Читать книгу В своем краю - Константин Леонтьев - Страница 3
Часть I
III
Оглавление– Здоровы ли вы, Владимір Алексеич? – спросили в Троицком старика Руднева.
– По мере возможности, графиня, по мере возможности… Года уж не те…
– Отчего ж? Вы гораздо старее меня, а я перед вами развалина. Завтра хотим ехать в *** монастырь… Боюсь, что недостанет сил сделать верхом сто слишком верст взад и вперед. Грудь болит, и голова кружится.
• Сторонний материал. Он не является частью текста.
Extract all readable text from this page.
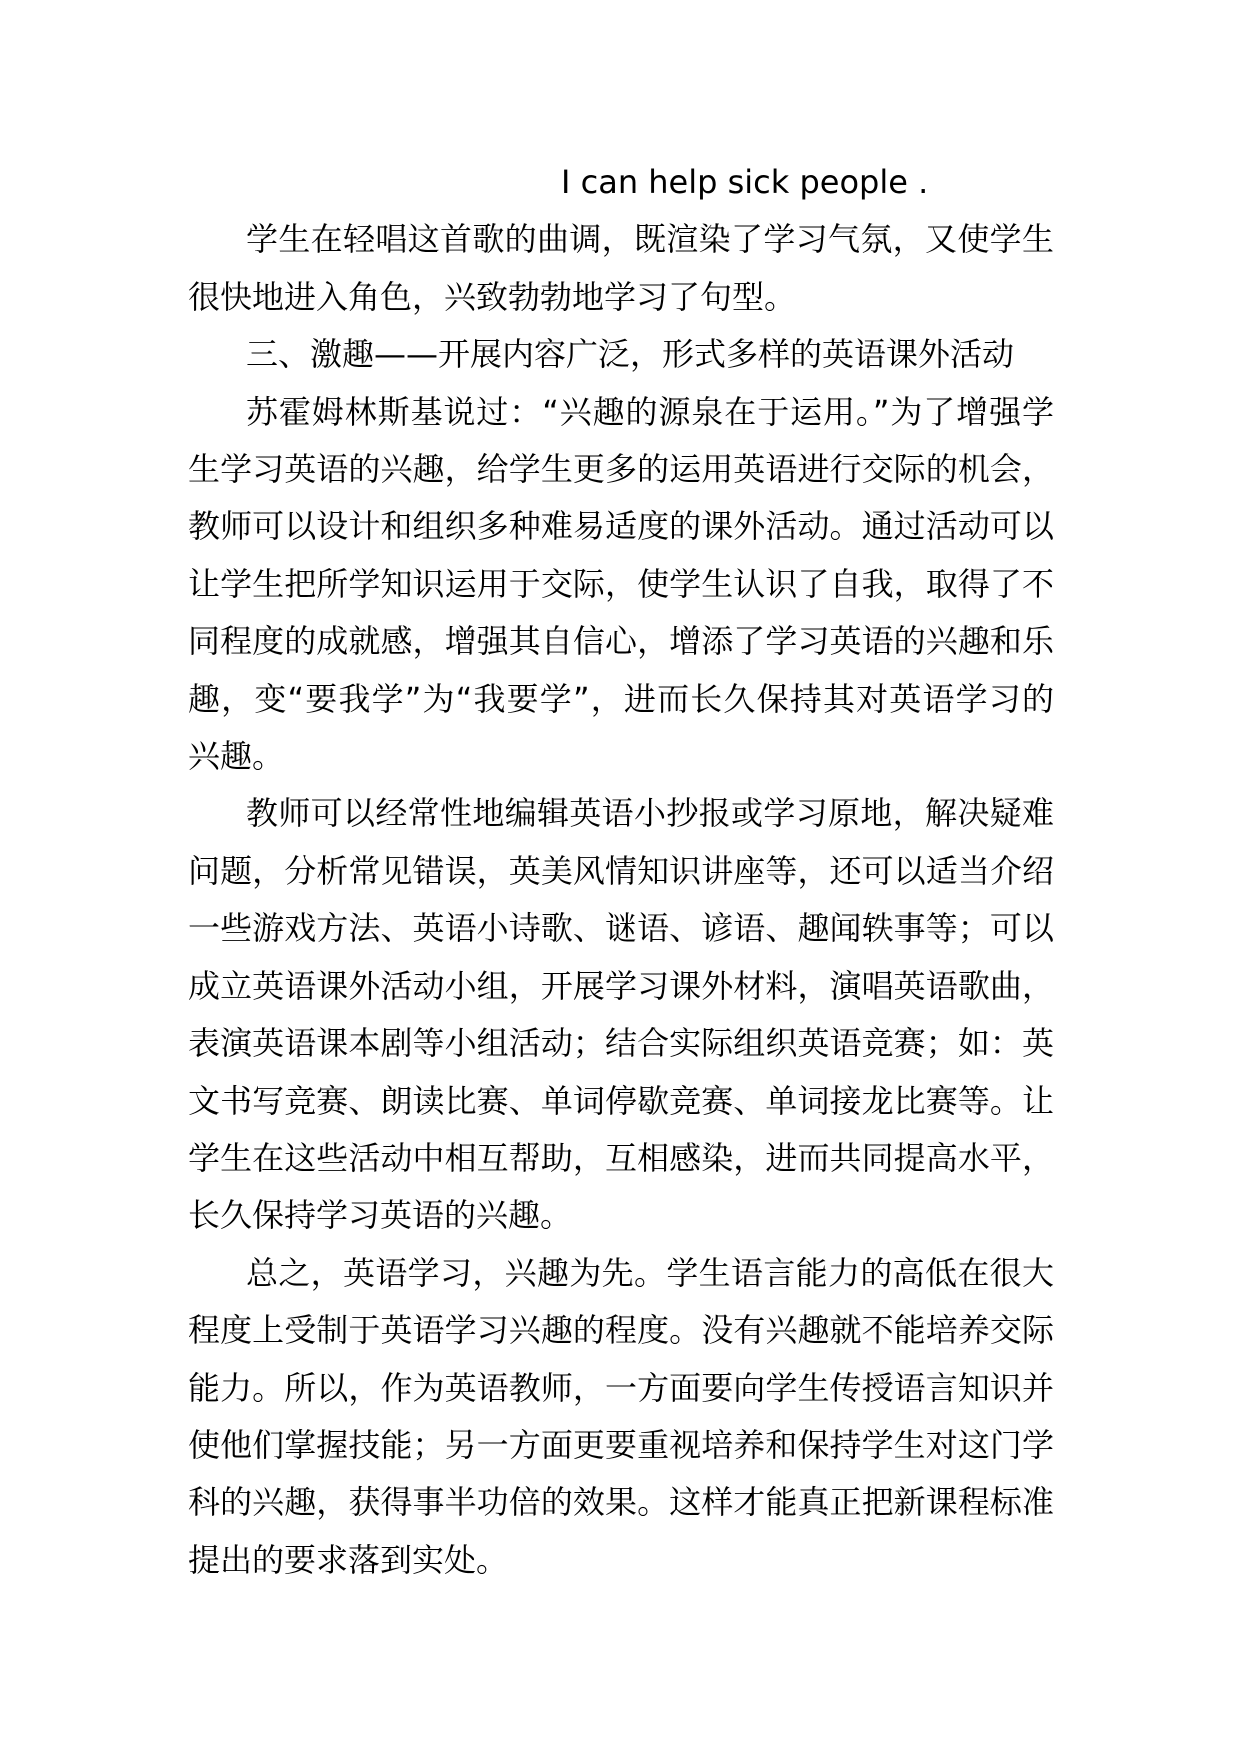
I can help sick people .

学生在轻唱这首歌的曲调，既渲染了学习气氛，又使学生很快地进入角色，兴致勃勃地学习了句型。

三、激趣——开展内容广泛，形式多样的英语课外活动

苏霍姆林斯基说过：“兴趣的源泉在于运用。”为了增强学生学习英语的兴趣，给学生更多的运用英语进行交际的机会，教师可以设计和组织多种难易适度的课外活动。通过活动可以让学生把所学知识运用于交际，使学生认识了自我，取得了不同程度的成就感，增强其自信心，增添了学习英语的兴趣和乐趣，变“要我学”为“我要学”，进而长久保持其对英语学习的兴趣。

教师可以经常性地编辑英语小抄报或学习原地，解决疑难问题，分析常见错误，英美风情知识讲座等，还可以适当介绍一些游戏方法、英语小诗歌、谜语、谚语、趣闻轶事等；可以成立英语课外活动小组，开展学习课外材料，演唱英语歌曲，表演英语课本剧等小组活动；结合实际组织英语竞赛；如：英文书写竞赛、朗读比赛、单词停歇竞赛、单词接龙比赛等。让学生在这些活动中相互帮助，互相感染，进而共同提高水平，长久保持学习英语的兴趣。

总之，英语学习，兴趣为先。学生语言能力的高低在很大程度上受制于英语学习兴趣的程度。没有兴趣就不能培养交际能力。所以，作为英语教师，一方面要向学生传授语言知识并使他们掌握技能；另一方面更要重视培养和保持学生对这门学科的兴趣，获得事半功倍的效果。这样才能真正把新课程标准提出的要求落到实处。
– ' Года уж не те, графиня! Бодрости нет – сообщения соков…
Хотя Владимір Алексеевич с трудом решался говорить про свои чувства, пока не было в этом крайней нужды, но Новосильская умела сейчас узнавать, когда соседа волновало что-нибудь: язык его не выдавал, но выдавали брови, которые прыгали и от радости и от горя.
– Вы что-то не в своей тарелке! – сказала она ему. – Скажите-ка, что с вами… Не пригожусь ли я?
– Да все Вася… с Васей вожусь.
– Что же он?
– Пыжик; как был в десять лет пыжик, так и в двадцать остался… Нет, нет и нет.
– Что нет? Служить не хочет?
– И служить не хочет, и к вам ездить не решается…
– Хотите, – сказала Новосильская, – я сама ему первый визит сделаю? Завтра мы все, и Лихачевы с нами, заедем к вам около двенадцати часов… Это по дороге; и уговорим его… Я и детей заставлю просить… А уж раз познакомится, не будет бояться нас…
– Только вы его не слишком! Изволите видеть… надо знать человека… надо знать человека…
– Не беспокойтесь, – сказала Новосильская. Старик притаился так, что Рудневу и в голову ничего не пришло.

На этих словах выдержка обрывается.